What this means for Australian customers is anyone’s guess, but considering installations have barely extended beyond California in the US, it could be a long wait.
According to this timeline, US installations were expected to extend to Arizona, Nevada, Texas, Hawaii and Florida in late 2019 and early 2020, and then later this year, to “additional states.”
We’re not even sure of the exact size and output of the tiles that will be made available to the Australian market – although we do know that the only style currently available is the basic textured slate grey shingle.

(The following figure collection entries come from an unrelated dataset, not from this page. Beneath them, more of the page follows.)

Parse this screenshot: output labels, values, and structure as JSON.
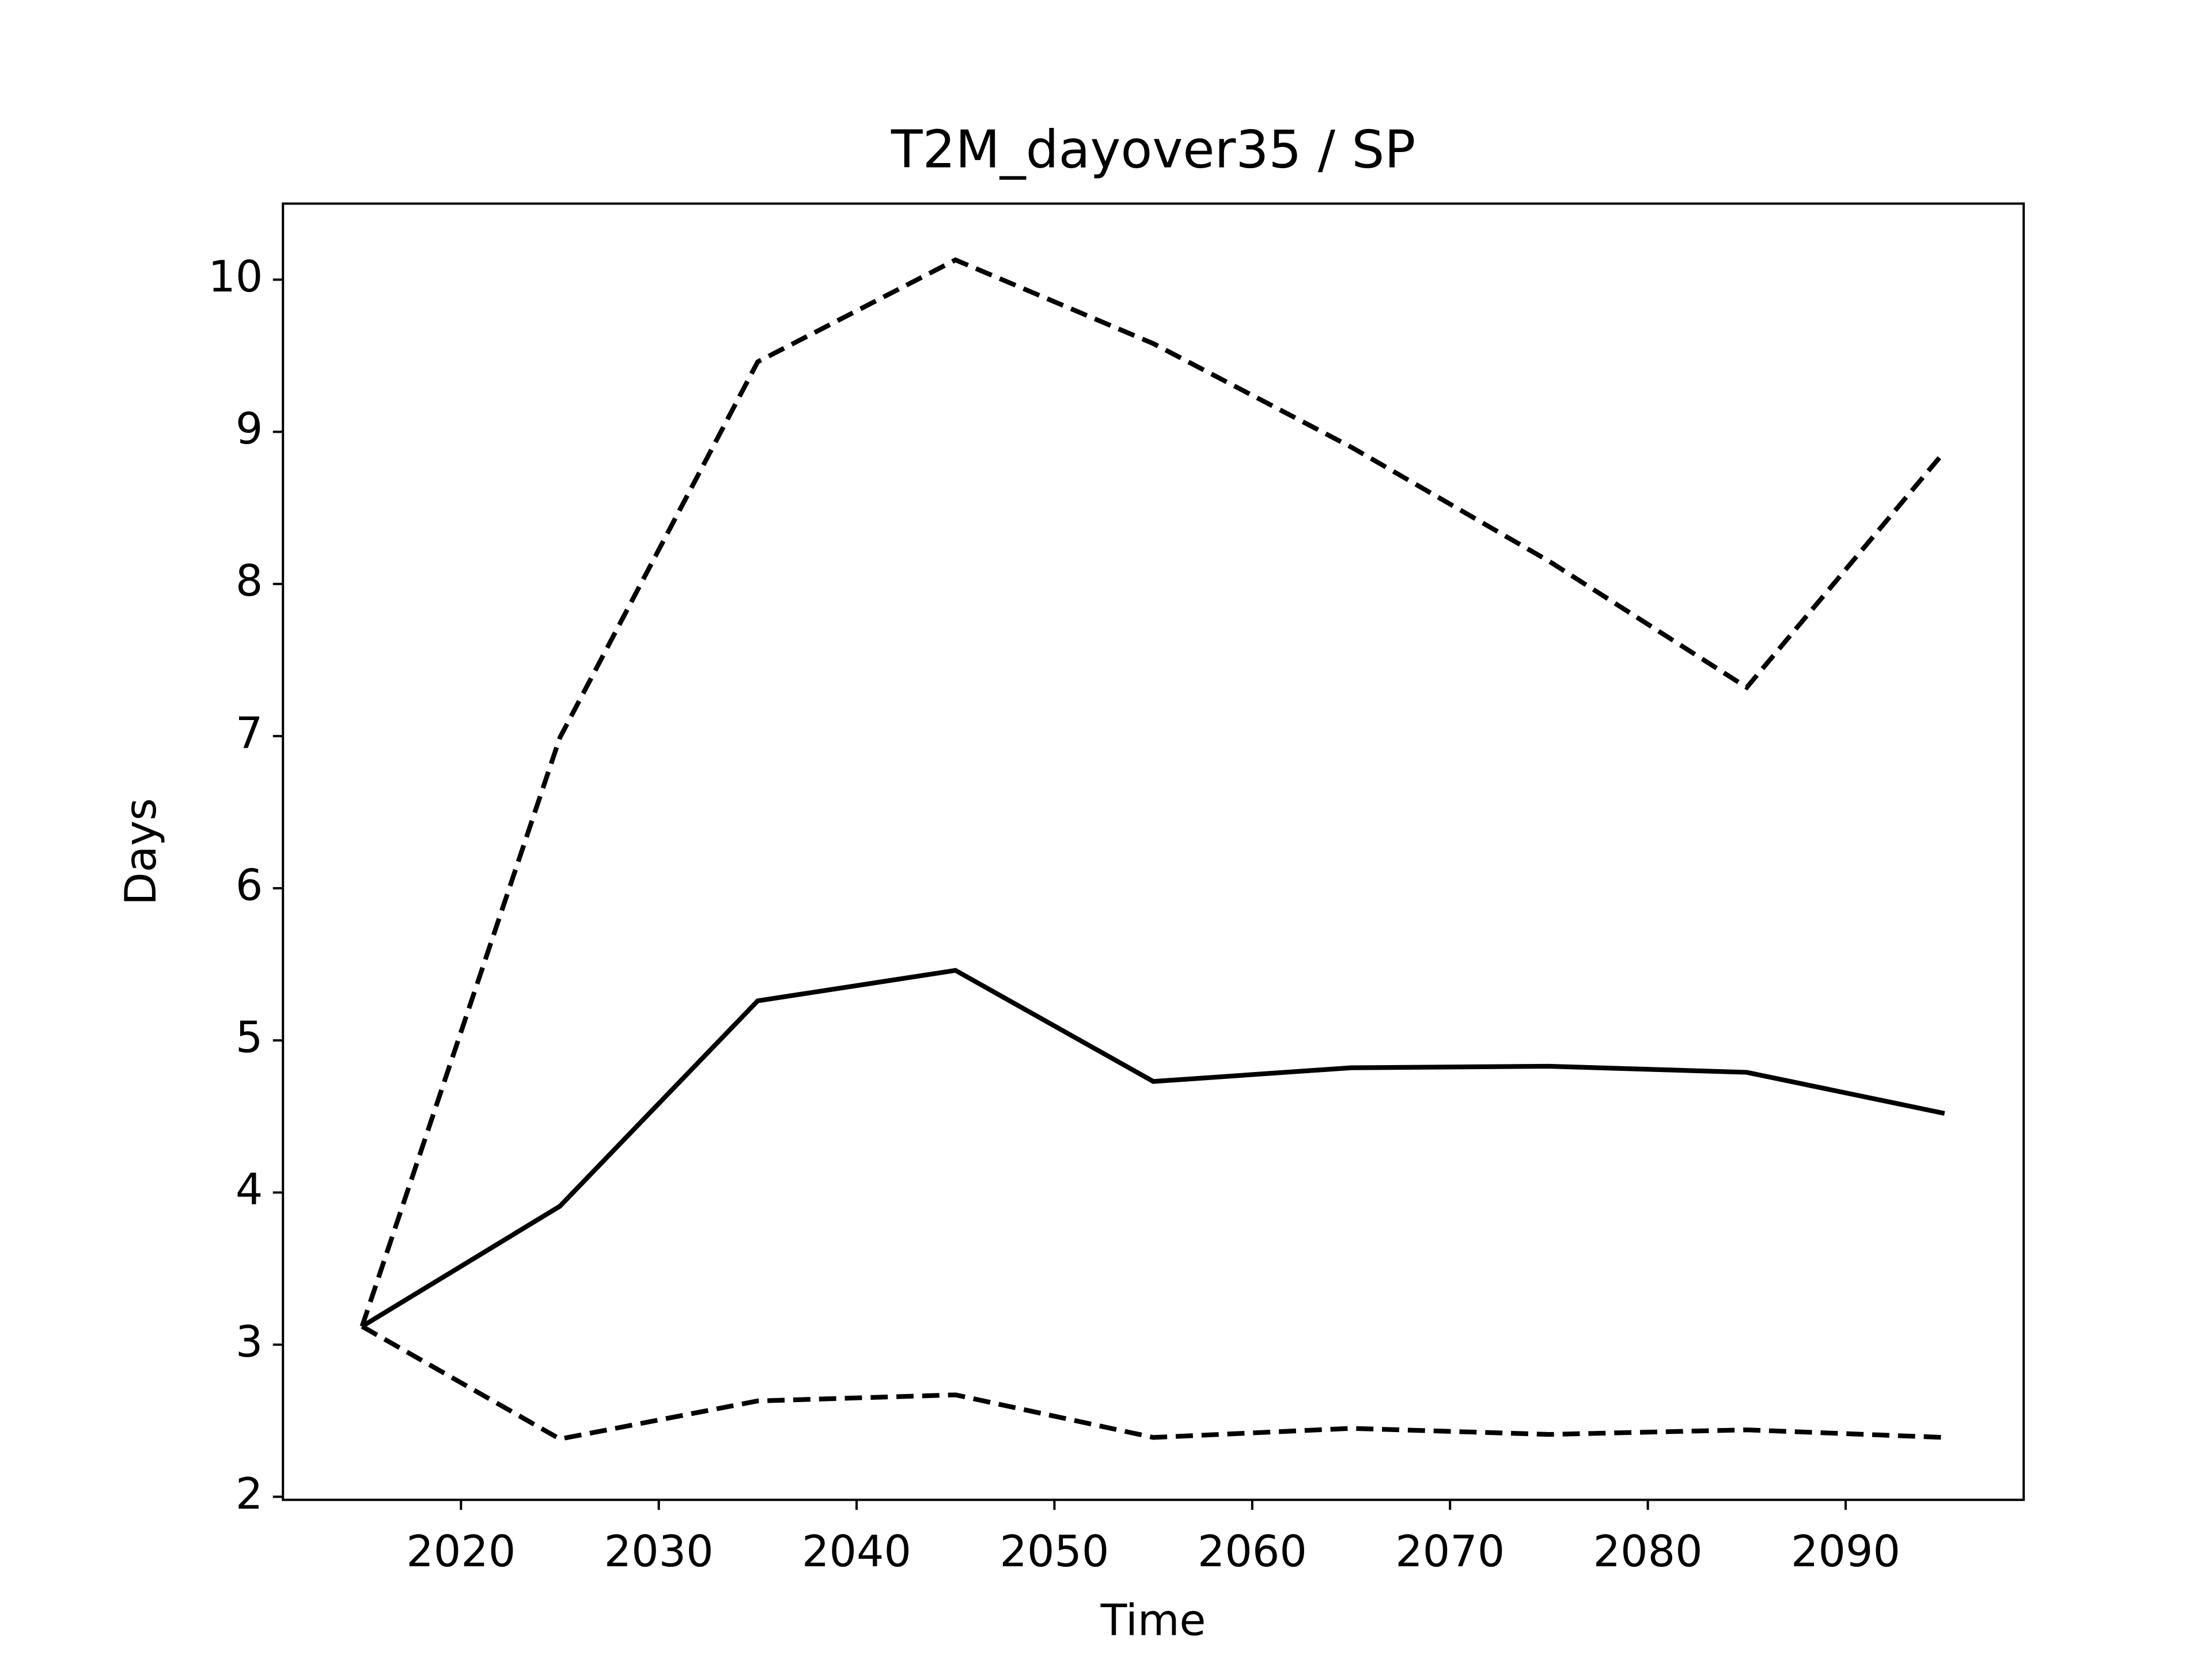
{
  "chart_data": {
    "type": "line",
    "title": "T2M_dayover35 / SP",
    "x_label": "Time",
    "y_label": "Days",
    "x": [
      2015,
      2025,
      2035,
      2045,
      2055,
      2065,
      2075,
      2085,
      2095
    ],
    "series": [
      {
        "color": "#000000",
        "dash": false,
        "values": [
          3.12,
          3.91,
          5.26,
          5.46,
          4.73,
          4.82,
          4.83,
          4.79,
          4.52
        ]
      },
      {
        "color": "#000000",
        "dash": true,
        "values": [
          3.12,
          6.99,
          9.46,
          10.13,
          9.58,
          8.9,
          8.15,
          7.32,
          8.87
        ]
      },
      {
        "color": "#000000",
        "dash": true,
        "values": [
          3.12,
          2.38,
          2.63,
          2.67,
          2.39,
          2.45,
          2.41,
          2.44,
          2.39
        ]
      }
    ],
    "xlim": [
      2011,
      2099
    ],
    "xticks": [
      2020,
      2030,
      2040,
      2050,
      2060,
      2070,
      2080,
      2090
    ],
    "ylim": [
      1.98,
      10.5
    ],
    "yticks": [
      2,
      3,
      4,
      5,
      6,
      7,
      8,
      9,
      10
    ],
    "grid": false
  }
}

The second version of Tesla’s solar roof tiles, which have been used in trial and early installations in the US, were 25W each. But as Musk noted last year the version 3 tiles that were launched in October and are still being nutted out at the company’s Gigafactory in Buffalo, New York, are bigger in size and more powerful.
“Versions 1 and 2, we were still sort of figuring things out. Version 3, I think, is finally ready for the big time,” he said. “And so we’re scaling up production of the Version 3 solar tile roof at our Buffalo Gigafactory. And I think this product is going to be incredible.”
Needless to say, the industry remains on the whole healthily skeptical about the delivery and prospects of Tesla’s solar roof – although that won’t bother Musk one bit.
“It’s kind of like a weird and odd product,” he conceded during the webcast launch last October. “It’s like, ‘why would anyone make a solar roof, how strange?’”
“But it’s just a thing that should be, and so we’re going to make it. And it’s just going to be real confusing, because there’s like no actual product like this.”
“On a percentage basis, it’s going to grow like kelp on steroids,” he added. “But so many things have to be sorted out.
“But I think it’s going to be a very exciting product and I think it’s something people will want to have on their roof.”